Abbiamo tutti una riserva di energia detta genetica che è differente per ciascuno di noi. E questa diversità è dovuta al lignaggio, all’asse ereditario. A questa riserva non è possibile aggiungere nulla.. e una volta che si è esaurita, si passa ad altra vita.

Per tale ragione questa riserva di energia “limitata” va fatta durare il più a lungo possibile, riservando tempo e attenzione alla qualità di ciò che si mangia, ma anche a “come” si mangia (in fretta, in piedi, nel caos .. o nel piacere e nella calma??); a come si respira; a quanto e come si dorme… Se non si dedica tempo a prendersi cura di sé e a fare in modo che le proprie energie siano sempre “cariche”, si brucia rapidamente “l’energia genetica” e così il nostro tempo di vita sarà più breve. Per questo è importante esserne consapevoli e conservarla.

È dunque importante riconoscere lo stato energetico del paziente per poter scegliere la tecnica adeguata. E’ importante sapere se il pz ha un blocco in troppo pieno o in troppo vuoto. Perché le tecniche strutturali saranno ottime quando il blocco è in troppo pieno di energia, ma se il paziente è in vuoto, la tecnica strutturale va a disperdere “del vuoto”. E questo non fa bene al paziente. Si aggrava la situazione.

Esempio del palloncino da gonfiare.  

Quando voglio gonfiare un palloncino, soffio aria dentro e ne modifico il volume. Più il palloncino è gonfio, più è grande e duro. Potrò continuare a pompare aria all’interno fino al momento in cui non sarà più possibile pomparne altra, perché ci sarà un blocco, e quindi dovrò usare un altro sistema per continuare a immettere aria in questa struttura, fino al suo punto di resistenza. Arrivati a questo limite, o il palloncino è più forte di me e io non riesco più a pompare, oppure è meno forte di me e scoppia.

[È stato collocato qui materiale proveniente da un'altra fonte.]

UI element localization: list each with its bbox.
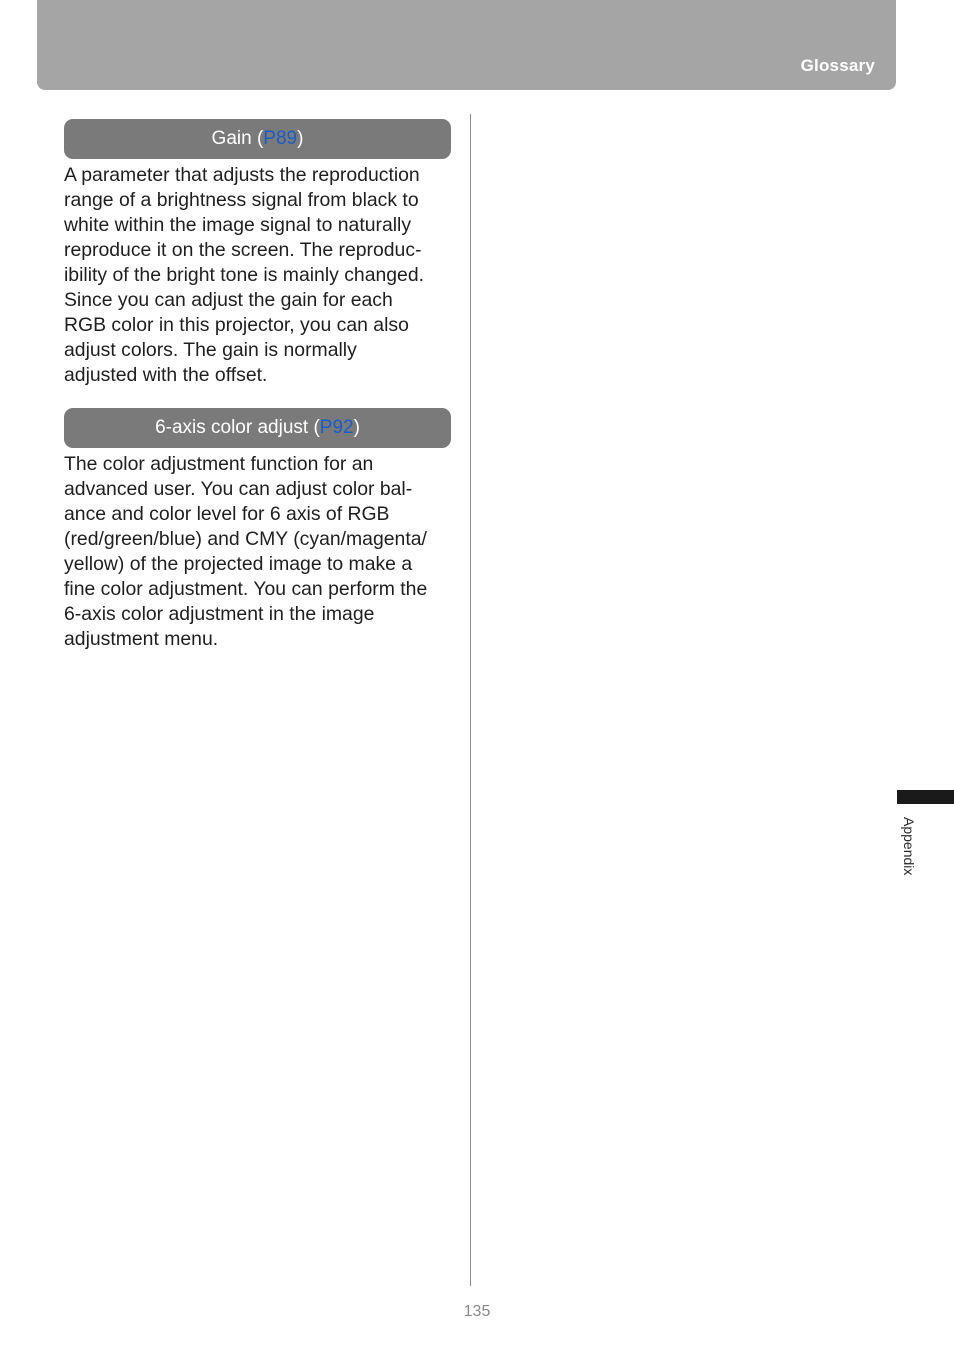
- definition-line: adjustment menu.: [64, 628, 219, 650]
- column-divider: [470, 114, 471, 1286]
- definition-line: ance and color level for 6 axis of RGB: [64, 503, 390, 525]
- definition-line: ibility of the bright tone is mainly changed.: [64, 264, 425, 286]
- term-heading: [64, 119, 451, 159]
- definition-line: range of a brightness signal from black to: [64, 189, 419, 211]
- section-tab-marker: [897, 790, 954, 804]
- term-paren: ): [297, 128, 304, 149]
- glossary-entry-gain: [64, 119, 451, 388]
- definition-line: fine color adjustment. You can perform the: [64, 578, 428, 600]
- term-paren: ): [353, 417, 360, 438]
- page-reference-link[interactable]: P92: [319, 417, 354, 438]
- section-title: Glossary: [800, 56, 875, 75]
- term-name: Gain (: [211, 128, 264, 149]
- definition-line: adjusted with the offset.: [64, 364, 268, 386]
- page-reference-link[interactable]: P89: [263, 128, 298, 149]
- definition-line: (red/green/blue) and CMY (cyan/magenta/: [64, 528, 427, 550]
- definition-line: Since you can adjust the gain for each: [64, 289, 393, 311]
- definition-line: RGB color in this projector, you can also: [64, 314, 409, 336]
- section-tab-label: Appendix: [901, 817, 917, 876]
- definition-line: adjust colors. The gain is normally: [64, 339, 357, 361]
- term-definition: [64, 448, 451, 652]
- page-number: 135: [463, 1303, 491, 1320]
- term-definition: [64, 159, 451, 388]
- definition-line: white within the image signal to naturally: [64, 214, 412, 236]
- definition-line: reproduce it on the screen. The reproduc-: [64, 239, 422, 261]
- term-name: 6-axis color adjust (: [155, 417, 320, 438]
- glossary-entry-6-axis-color-adjust: [64, 408, 451, 652]
- glossary-column: [64, 119, 451, 652]
- header-bar: [37, 0, 896, 90]
- definition-line: The color adjustment function for an: [64, 453, 374, 475]
- definition-line: A parameter that adjusts the reproduction: [64, 164, 420, 186]
- definition-line: advanced user. You can adjust color bal-: [64, 478, 413, 500]
- term-heading: [64, 408, 451, 448]
- definition-line: yellow) of the projected image to make a: [64, 553, 413, 575]
- definition-line: 6-axis color adjustment in the image: [64, 603, 375, 625]
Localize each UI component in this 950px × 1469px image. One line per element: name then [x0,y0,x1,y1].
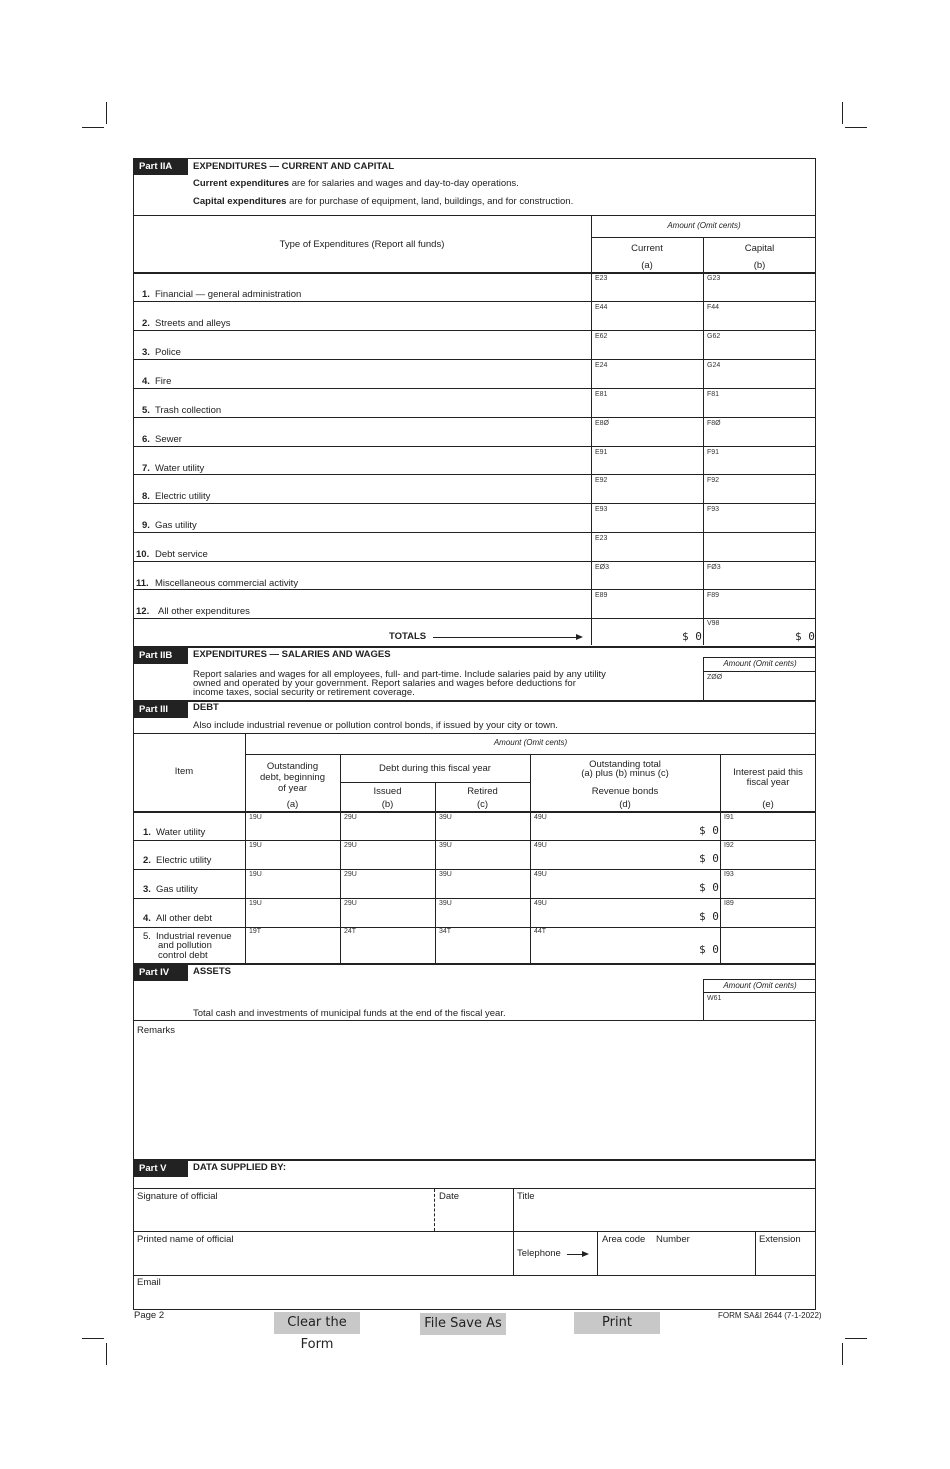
expenditure-current-field[interactable] [593,390,701,416]
debt-code-e: I89 [724,900,734,907]
debt-field-c[interactable] [437,871,528,895]
part-2b-desc-line2: owned and operated by your government. Report salaries and wages before deductions for [193,678,576,689]
debt-code-c: 39U [439,900,452,907]
debt-row-total[interactable]: $ 0 [699,824,719,837]
expenditure-current-field[interactable] [593,448,701,474]
extension-label: Extension [759,1234,801,1245]
expenditure-capital-field[interactable] [705,563,814,589]
crop-mark [845,127,867,128]
expenditure-capital-field[interactable] [705,591,814,617]
debt-field-e[interactable] [722,842,814,866]
debt-code-b: 29U [344,842,357,849]
date-label: Date [439,1191,460,1202]
expenditure-row-num: 8. [142,491,150,502]
part-4-desc: Total cash and investments of municipal funds at the end of the fiscal year. [193,1008,506,1019]
signature-label: Signature of official [137,1191,218,1202]
col-b-sub: (b) [381,799,394,810]
printed-name-field[interactable] [134,1247,512,1274]
expenditure-row-label: Financial — general administration [155,289,302,300]
debt-code-e: I92 [724,842,734,849]
debt-row-label: All other debt [156,913,212,924]
title-label: Title [517,1191,535,1202]
col-current-header: Current [631,243,663,254]
debt-field-a[interactable] [247,871,338,895]
telephone-arrow-icon [567,1254,583,1255]
debt-row-5-code-b: 24T [344,928,357,935]
debt-field-e[interactable] [722,900,814,924]
debt-row-label: Water utility [156,827,206,838]
expenditure-row-num: 6. [142,434,150,445]
print-button[interactable]: Print [574,1312,660,1334]
expenditure-row-num: 9. [142,520,150,531]
expenditure-row-label: Fire [155,376,172,387]
expenditure-row-num: 11. [136,578,149,589]
remarks-label: Remarks [137,1025,176,1036]
clear-form-button[interactable]: Clear the Form [274,1312,360,1334]
debt-row-5-num: 5. [143,931,151,942]
expenditure-code-capital: FØ3 [707,564,721,571]
part-4-title: ASSETS [193,966,232,977]
expenditure-code-current: E92 [595,477,608,484]
expenditure-code-capital: F44 [707,304,720,311]
debt-row-5-label-1: Industrial revenue [156,931,232,942]
expenditure-capital-field[interactable] [705,274,814,300]
debt-code-e: I91 [724,814,734,821]
title-field[interactable] [515,1204,814,1230]
part-2b-amount-header: Amount (Omit cents) [723,659,797,668]
part-2b-title: EXPENDITURES — SALARIES AND WAGES [193,649,391,660]
debt-field-b[interactable] [342,900,433,924]
total-capital-value[interactable]: $ 0 [795,630,815,643]
debt-field-c[interactable] [437,900,528,924]
debt-row-label: Electric utility [156,855,212,866]
expenditure-row-label: Trash collection [155,405,222,416]
col-e-sub: (e) [762,799,774,810]
debt-field-e[interactable] [722,871,814,895]
part-4-code: W61 [707,995,722,1002]
debt-code-b: 29U [344,814,357,821]
col-a-header-3: of year [277,783,308,794]
crop-mark [106,1343,107,1365]
debt-code-d: 49U [534,871,547,878]
debt-row-5-total[interactable]: $ 0 [699,943,719,956]
expenditure-code-current: E23 [595,275,608,282]
col-c-sub: (c) [476,799,489,810]
col-capital-sub: (b) [753,260,766,271]
col-a-header-2: debt, beginning [260,772,325,783]
expenditure-code-current: E91 [595,449,608,456]
expenditure-capital-field[interactable] [705,505,814,531]
telephone-arrowhead-icon [582,1251,589,1257]
expenditure-code-current: E81 [595,391,608,398]
expenditure-row-label: Water utility [155,463,205,474]
debt-code-d: 49U [534,814,547,821]
debt-code-a: 19U [249,900,262,907]
part-2a-title: EXPENDITURES — CURRENT AND CAPITAL [193,161,395,172]
expenditure-code-capital: F81 [707,391,720,398]
part-3-amount-header: Amount (Omit cents) [493,738,568,747]
expenditure-capital-field[interactable] [705,534,814,560]
crop-mark [82,1338,104,1339]
expenditure-row-label: Electric utility [155,491,211,502]
part-2b-tag: Part IIB [134,648,188,664]
expenditure-current-field[interactable] [593,591,701,617]
part-2a-desc-capital: Capital expenditures are for purchase of equipment, land, buildings, and for construction. [193,196,574,207]
col-e-header-2: fiscal year [746,777,790,788]
col-a-header-1: Outstanding [266,761,319,772]
debt-row-5-code-c: 34T [439,928,452,935]
debt-code-a: 19U [249,814,262,821]
expenditure-code-current: E62 [595,333,608,340]
type-of-expenditures-header: Type of Expenditures (Report all funds) [279,239,445,250]
debt-row-label: Gas utility [156,884,198,895]
col-d-header-1: Outstanding total [589,759,661,770]
expenditure-code-capital: F8Ø [707,420,721,427]
date-field[interactable] [437,1204,511,1230]
expenditure-row-num: 7. [142,463,150,474]
debt-field-b[interactable] [342,842,433,866]
date-divider [434,1189,435,1231]
expenditure-row-label: Sewer [155,434,182,445]
col-d-header-3: Revenue bonds [591,786,659,797]
part-2a-amount-header: Amount (Omit cents) [667,221,741,230]
printed-name-label: Printed name of official [137,1234,234,1245]
expenditure-code-capital: F92 [707,477,720,484]
expenditure-current-field[interactable] [593,419,701,445]
expenditure-current-field[interactable] [593,332,701,358]
expenditure-row-num: 3. [142,347,150,358]
expenditure-row-num: 12. [136,606,150,617]
expenditure-code-capital: G23 [707,275,721,282]
debt-row-5-code-d: 44T [534,928,547,935]
totals-label: TOTALS [389,631,427,642]
expenditure-row-num: 4. [142,376,150,387]
col-a-sub: (a) [286,799,299,810]
debt-row-5-label-2: and pollution [158,940,212,951]
expenditure-row-num: 5. [142,405,150,416]
expenditure-current-field[interactable] [593,361,701,387]
part-2b-code: ZØØ [707,674,723,681]
debt-row-num: 1. [143,827,151,838]
expenditure-code-current: E89 [595,592,608,599]
debt-row-num: 4. [143,913,151,924]
part-3-desc: Also include industrial revenue or pollution control bonds, if issued by your city or town. [193,720,558,731]
expenditure-capital-field[interactable] [705,303,814,329]
debt-row-num: 2. [143,855,151,866]
email-label: Email [137,1277,161,1288]
debt-code-c: 39U [439,814,452,821]
expenditure-current-field[interactable] [593,476,701,502]
page-number: Page 2 [134,1310,165,1321]
part-2b-desc-line1: Report salaries and wages for all employees, full- and part-time. Include salaries paid by any utility [193,669,606,680]
expenditure-row-label: Miscellaneous commercial activity [155,578,299,589]
col-b-header: Issued [373,786,402,797]
crop-mark [82,127,104,128]
part-3-tag: Part III [134,702,188,718]
debt-code-a: 19U [249,871,262,878]
expenditure-code-capital: G24 [707,362,721,369]
expenditure-code-current: E23 [595,535,608,542]
debt-row-total[interactable]: $ 0 [699,881,719,894]
totals-arrow-icon [433,637,581,638]
total-current-value[interactable]: $ 0 [682,630,702,643]
expenditure-current-field[interactable] [593,303,701,329]
expenditure-code-current: E24 [595,362,608,369]
expenditure-current-field[interactable] [593,274,701,300]
remarks-field[interactable] [134,1040,814,1158]
expenditure-current-field[interactable] [593,534,701,560]
expenditure-row-num: 10. [136,549,150,560]
debt-row-5-label-3: control debt [158,950,208,961]
totals-arrowhead-icon [576,634,583,640]
debt-field-c[interactable] [437,842,528,866]
expenditure-code-current: E8Ø [595,420,610,427]
area-code-label: Area code [602,1234,646,1245]
expenditure-code-capital: F91 [707,449,720,456]
debt-field-a[interactable] [247,842,338,866]
debt-field-a[interactable] [247,900,338,924]
debt-field-b[interactable] [342,871,433,895]
expenditure-code-current: EØ3 [595,564,610,571]
col-current-sub: (a) [641,260,653,271]
email-field[interactable] [134,1290,814,1308]
expenditure-capital-field[interactable] [705,332,814,358]
expenditure-capital-field[interactable] [705,361,814,387]
part-4-amount-header: Amount (Omit cents) [723,981,797,990]
expenditure-code-current: E93 [595,506,608,513]
telephone-label: Telephone [517,1248,561,1259]
debt-code-b: 29U [344,900,357,907]
expenditure-current-field[interactable] [593,505,701,531]
debt-code-a: 19U [249,842,262,849]
col-capital-header: Capital [744,243,775,254]
debt-field-a[interactable] [247,814,338,838]
crop-mark [106,102,107,124]
part-5-tag: Part V [134,1161,188,1177]
extension-field[interactable] [757,1247,814,1274]
col-d-sub: (d) [619,799,631,810]
debt-code-c: 39U [439,871,452,878]
col-debt-during-header: Debt during this fiscal year [379,763,491,774]
debt-row-num: 3. [143,884,151,895]
expenditure-capital-field[interactable] [705,476,814,502]
expenditure-code-current: E44 [595,304,608,311]
crop-mark [842,102,843,124]
signature-field[interactable] [134,1204,434,1230]
expenditure-code-capital: F93 [707,506,720,513]
expenditure-code-capital: G62 [707,333,721,340]
debt-row-total[interactable]: $ 0 [699,852,719,865]
expenditure-row-label: Police [155,347,181,358]
part-2a-tag: Part IIA [134,159,188,175]
part-3-title: DEBT [193,702,219,713]
expenditure-row-num: 2. [142,318,150,329]
debt-field-c[interactable] [437,814,528,838]
debt-row-5-code-a: 19T [249,928,262,935]
col-c-header: Retired [467,786,498,797]
expenditure-row-label: Streets and alleys [155,318,231,329]
col-item-header: Item [174,766,194,777]
form-number: FORM SA&I 2644 (7-1-2022) [718,1311,822,1320]
expenditure-capital-field[interactable] [705,448,814,474]
debt-code-c: 39U [439,842,452,849]
part-2a-desc-current: Current expenditures are for salaries and wages and day-to-day operations. [193,178,519,189]
crop-mark [845,1338,867,1339]
expenditure-code-capital: F89 [707,592,720,599]
debt-code-e: I93 [724,871,734,878]
expenditure-row-label: Debt service [155,549,208,560]
part-4-tag: Part IV [134,965,188,981]
expenditure-current-field[interactable] [593,563,701,589]
debt-row-total[interactable]: $ 0 [699,910,719,923]
file-save-as-button[interactable]: File Save As [420,1313,506,1335]
col-e-header-1: Interest paid this [733,767,803,778]
expenditure-row-label: All other expenditures [158,606,250,617]
expenditure-capital-field[interactable] [705,419,814,445]
debt-code-d: 49U [534,900,547,907]
totals-code-b: V98 [707,620,720,627]
col-d-header-2: (a) plus (b) minus (c) [581,768,669,779]
phone-number-field[interactable] [599,1247,753,1274]
expenditure-row-num: 1. [142,289,150,300]
crop-mark [842,1343,843,1365]
expenditure-capital-field[interactable] [705,390,814,416]
part-2b-desc-line3: income taxes, social security or retirement coverage. [193,687,415,698]
debt-field-e[interactable] [722,814,814,838]
number-label: Number [656,1234,690,1245]
debt-code-d: 49U [534,842,547,849]
expenditure-row-label: Gas utility [155,520,197,531]
debt-field-b[interactable] [342,814,433,838]
debt-code-b: 29U [344,871,357,878]
part-5-title: DATA SUPPLIED BY: [193,1162,287,1173]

Se il palloncino è più forte di me e non si lascia più gonfiare, significherà che la struttura è “iper- piena” (stato di flessione della struttura). Si crea un blocco in pieno. E’ talmente pieno che l’energia nel palloncino non circola più, è bloccata. Paziente in stato di pieno.

Nel caso di “palloncino vuoto”, si parte da una situazione in cui non c’è dentro aria. La struttura è detta “in stato di estensione” E’ retratta e non c’è movimento all’interno: manca energia o è bloccata in profondità nei tessuti. Paziente in stato di vuoto.

Nel caso del “pieno” può essere sufficiente disperdere un po’ di energia, e in questo senso la tecnica strutturale aiuta a disperdere dell’energia e, poiché è il sistema è “in pieno”, riprende a funzionare da solo.

Nel caso di un paziente “in vuoto”, non si può disperdere l’energia, perché essa manca. Sarà necessario quindi trovare dove può essere recuperata a livello corporeo e utilizzare tecniche che le permettano di liberarsi, di riemergere, in maniera che la struttura possa progressivamente “riempirsi” di nuovo.

Il lavoro sul pieno può limitarsi ad un livello locale, mentre il lavoro sul vuoto non può restare locale e occorre comprendere cosa accade nella globalità. Bisogna cioè comprendere come ciascun organo o struttura interferisce con quelle vicine o distanti, per capire quale possa essere, a monte, la causa di una situazione di vuoto.

Nei pazienti in “stato di vuoto” bisognerà trovare ciò che blocca la circolazione dell’energia, tanto nello stile di vita della persona, quanto nei blocchi veri e propri della struttura, e sarà necessario liberare questa energia affinché la struttura si possa rigenerare. Se i pazienti in vuoto non vengono trattati con la tecnica giusta, o non succede nulla, o, peggio, si aggravano.

Personalmente, tanto nel caso di situazioni “in pieno” che “in vuoto”, preferisco sempre utilizzare tecniche che aiutino l’energia a circolare, riattivando un circuito, o più circuiti, in maniera che l’energia riprenda a defluire nel circuito aperto, e possa così rigenerare le strutture corporee in deficit. Anna Tarozzi DO.